FlexAttention BlockMask for packed training when use_flex_attn=True. When set, attention_mask is ignored.

None

MLMPredictor

Bases: Module, Predictor[MLMBatch, MLMPredictionDict]

Base predictor for MLM. Stochastically selects positions to unmask based on max_steps and max_new_tokens.

__init__(max_steps, max_new_tokens=None, tokenizer=None, model=None, noise_schedule=None, top_k=None, top_p=None, confidence=None, threshold=None, skip_special_tokens=True)

Initialize MLM Predictor.

Parameters:

Name Type Description Default
max_steps int

Maximum number of prediction steps.

required
tokenizer Optional[Tokenizer]

Tokenizer for encoding/decoding.

None
noise_schedule Optional[NoiseSchedule]

Noise schedule for the diffusion process.

None
top_k Optional[int]

Top-k sampling parameter.

None
top_p Optional[float]

Top-p sampling parameter.

None
confidence Optional[Literal['prob_diff', 'entropy', 'top_prob']]

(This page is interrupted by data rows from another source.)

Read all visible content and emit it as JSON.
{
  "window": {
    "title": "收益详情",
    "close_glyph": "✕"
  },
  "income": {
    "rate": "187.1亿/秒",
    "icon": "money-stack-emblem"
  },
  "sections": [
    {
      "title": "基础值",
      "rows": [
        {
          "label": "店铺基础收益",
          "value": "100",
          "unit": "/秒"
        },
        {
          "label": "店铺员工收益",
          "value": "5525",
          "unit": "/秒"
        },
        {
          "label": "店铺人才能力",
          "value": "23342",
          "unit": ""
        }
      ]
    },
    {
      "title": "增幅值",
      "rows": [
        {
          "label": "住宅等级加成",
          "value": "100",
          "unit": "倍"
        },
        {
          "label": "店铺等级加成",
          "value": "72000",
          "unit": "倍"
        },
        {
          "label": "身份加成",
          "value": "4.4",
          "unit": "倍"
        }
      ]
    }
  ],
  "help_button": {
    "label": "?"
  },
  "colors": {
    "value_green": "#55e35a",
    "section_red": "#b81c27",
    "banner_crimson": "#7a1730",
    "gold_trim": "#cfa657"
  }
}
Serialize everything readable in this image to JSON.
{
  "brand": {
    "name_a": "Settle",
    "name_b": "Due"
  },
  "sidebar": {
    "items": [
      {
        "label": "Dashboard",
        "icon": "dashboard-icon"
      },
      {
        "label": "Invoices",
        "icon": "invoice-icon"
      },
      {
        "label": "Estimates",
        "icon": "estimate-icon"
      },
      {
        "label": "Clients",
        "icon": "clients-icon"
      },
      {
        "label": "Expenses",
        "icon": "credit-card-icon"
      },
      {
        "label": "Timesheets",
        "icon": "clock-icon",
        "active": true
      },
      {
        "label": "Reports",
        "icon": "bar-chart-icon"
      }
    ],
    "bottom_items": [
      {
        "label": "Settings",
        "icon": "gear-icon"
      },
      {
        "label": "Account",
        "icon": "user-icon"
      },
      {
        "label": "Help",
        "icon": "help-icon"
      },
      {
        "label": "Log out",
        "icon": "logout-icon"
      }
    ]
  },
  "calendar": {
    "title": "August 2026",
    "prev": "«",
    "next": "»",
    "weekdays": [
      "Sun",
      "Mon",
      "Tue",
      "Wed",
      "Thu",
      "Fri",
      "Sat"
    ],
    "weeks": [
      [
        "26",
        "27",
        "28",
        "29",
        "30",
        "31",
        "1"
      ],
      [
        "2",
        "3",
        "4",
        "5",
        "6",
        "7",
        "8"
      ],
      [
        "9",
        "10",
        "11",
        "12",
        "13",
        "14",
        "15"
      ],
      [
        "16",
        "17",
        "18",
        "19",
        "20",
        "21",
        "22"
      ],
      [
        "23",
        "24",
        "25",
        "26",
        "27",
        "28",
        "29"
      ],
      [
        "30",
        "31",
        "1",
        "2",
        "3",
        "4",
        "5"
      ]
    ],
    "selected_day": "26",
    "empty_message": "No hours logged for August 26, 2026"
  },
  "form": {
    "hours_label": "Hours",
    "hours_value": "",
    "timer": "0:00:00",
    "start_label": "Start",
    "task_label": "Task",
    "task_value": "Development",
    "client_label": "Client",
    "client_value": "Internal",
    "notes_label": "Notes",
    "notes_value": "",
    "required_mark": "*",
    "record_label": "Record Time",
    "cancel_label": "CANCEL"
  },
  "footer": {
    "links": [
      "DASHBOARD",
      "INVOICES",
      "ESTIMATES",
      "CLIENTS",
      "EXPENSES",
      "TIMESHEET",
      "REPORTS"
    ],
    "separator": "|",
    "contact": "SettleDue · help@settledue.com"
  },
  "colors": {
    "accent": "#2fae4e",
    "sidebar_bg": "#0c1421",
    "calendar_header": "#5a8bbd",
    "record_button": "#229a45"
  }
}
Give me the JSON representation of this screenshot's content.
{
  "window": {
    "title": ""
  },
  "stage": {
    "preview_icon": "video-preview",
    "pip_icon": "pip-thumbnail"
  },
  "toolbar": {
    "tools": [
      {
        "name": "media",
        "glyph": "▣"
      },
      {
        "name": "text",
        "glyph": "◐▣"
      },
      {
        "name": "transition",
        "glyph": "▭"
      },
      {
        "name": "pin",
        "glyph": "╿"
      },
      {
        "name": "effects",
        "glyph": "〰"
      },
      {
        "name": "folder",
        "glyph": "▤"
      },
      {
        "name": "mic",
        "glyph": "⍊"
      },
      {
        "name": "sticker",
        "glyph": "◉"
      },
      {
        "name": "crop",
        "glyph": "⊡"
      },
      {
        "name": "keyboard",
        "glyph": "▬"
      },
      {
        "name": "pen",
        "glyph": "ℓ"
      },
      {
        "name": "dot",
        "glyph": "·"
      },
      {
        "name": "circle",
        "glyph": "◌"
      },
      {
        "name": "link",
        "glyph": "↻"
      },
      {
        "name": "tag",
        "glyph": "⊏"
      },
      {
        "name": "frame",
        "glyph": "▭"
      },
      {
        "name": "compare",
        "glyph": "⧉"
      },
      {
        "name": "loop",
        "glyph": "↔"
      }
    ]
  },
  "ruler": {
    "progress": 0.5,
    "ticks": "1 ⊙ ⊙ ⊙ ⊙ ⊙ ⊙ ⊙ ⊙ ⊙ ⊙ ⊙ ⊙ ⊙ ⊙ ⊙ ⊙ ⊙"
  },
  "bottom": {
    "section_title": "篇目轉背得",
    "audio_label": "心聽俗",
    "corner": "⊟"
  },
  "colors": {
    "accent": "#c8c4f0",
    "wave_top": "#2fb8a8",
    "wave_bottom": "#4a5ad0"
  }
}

Confidence-based position sampling parameter.

None
threshold Optional[float]

Threshold for confidence-based position sampling.

None
model Optional[MLMModel]

The MLM model to use for predictions.

None

decode(results)

Parameters:

Name Type Description Default
results MLMStepResults

x: Integer[TT, " batch seq_len"] Current predicted sequence.

required

Returns: out: List[str] Decoded sequence with special tokens. x: Integer[TT, " batch seq_len"] Current predicted sequence.

DefaultMLMCollator

Bases: Collator

Used for MLM pre-training with padded-truncated sequences.

Batch
  1. input_ids: Integer[TT, " batch seq_len"]: The input for the model with masks.
  2. attention_mask: Integer[TT, " batch seq_len"]: 1 for tokens that are not padding.
  3. target_ids: Integer[TT, " batch seq_len"]: The target ids to the model where the input if copied as is and masks are replaced with the correct token.
Padding
  • Padding is done on the right.

MLMSeq2SeqTrainCollator

Bases: Collator

MLM training for seq2seq tasks.

Batch
  1. input_ids: Integer[TT, " batch seq_len"]: The input for the model with masks.
  2. attention_mask: Integer[TT, " batch seq_len"]: 1 for tokens that are not padding.
  3. target_ids: Integer[TT, " batch seq_len"]: The target ids to the model where the input if copied as is and masks are replaced with the correct token.
Padding
  • Padding is done on the right.

MLMSeq2SeqCollator

Bases: Collator

MLM training for seq2seq tasks.

Batch
  1. input_ids: Integer[TT, " batch seq_len"]: The input for the model with masks.
  2. attention_mask: Integer[TT, " batch seq_len"]: 1 for tokens that are not padding.
  3. target_ids: Integer[TT, " batch seq_len"]: The target ids to the model where the input if copied as is and masks are replaced with the correct token.
Padding
  • There is padding on both sides because all prefixes end at the same position. TODO (efficiency): This is not ideal for seq2seq training as we will be wasting a lot of tokens in padding. For training, we should only pad on one side.

MLMSeq2SeqPredCollator

Bases: MLMSeq2SeqCollator

Input contains only the prefix and target_ids contain only the suffix if present.

MLMBatch

Bases: TypedDict

Input to the MLM.

Attributes:

Name Type Description
input_ids Integer[Tensor, ' batch seq_len']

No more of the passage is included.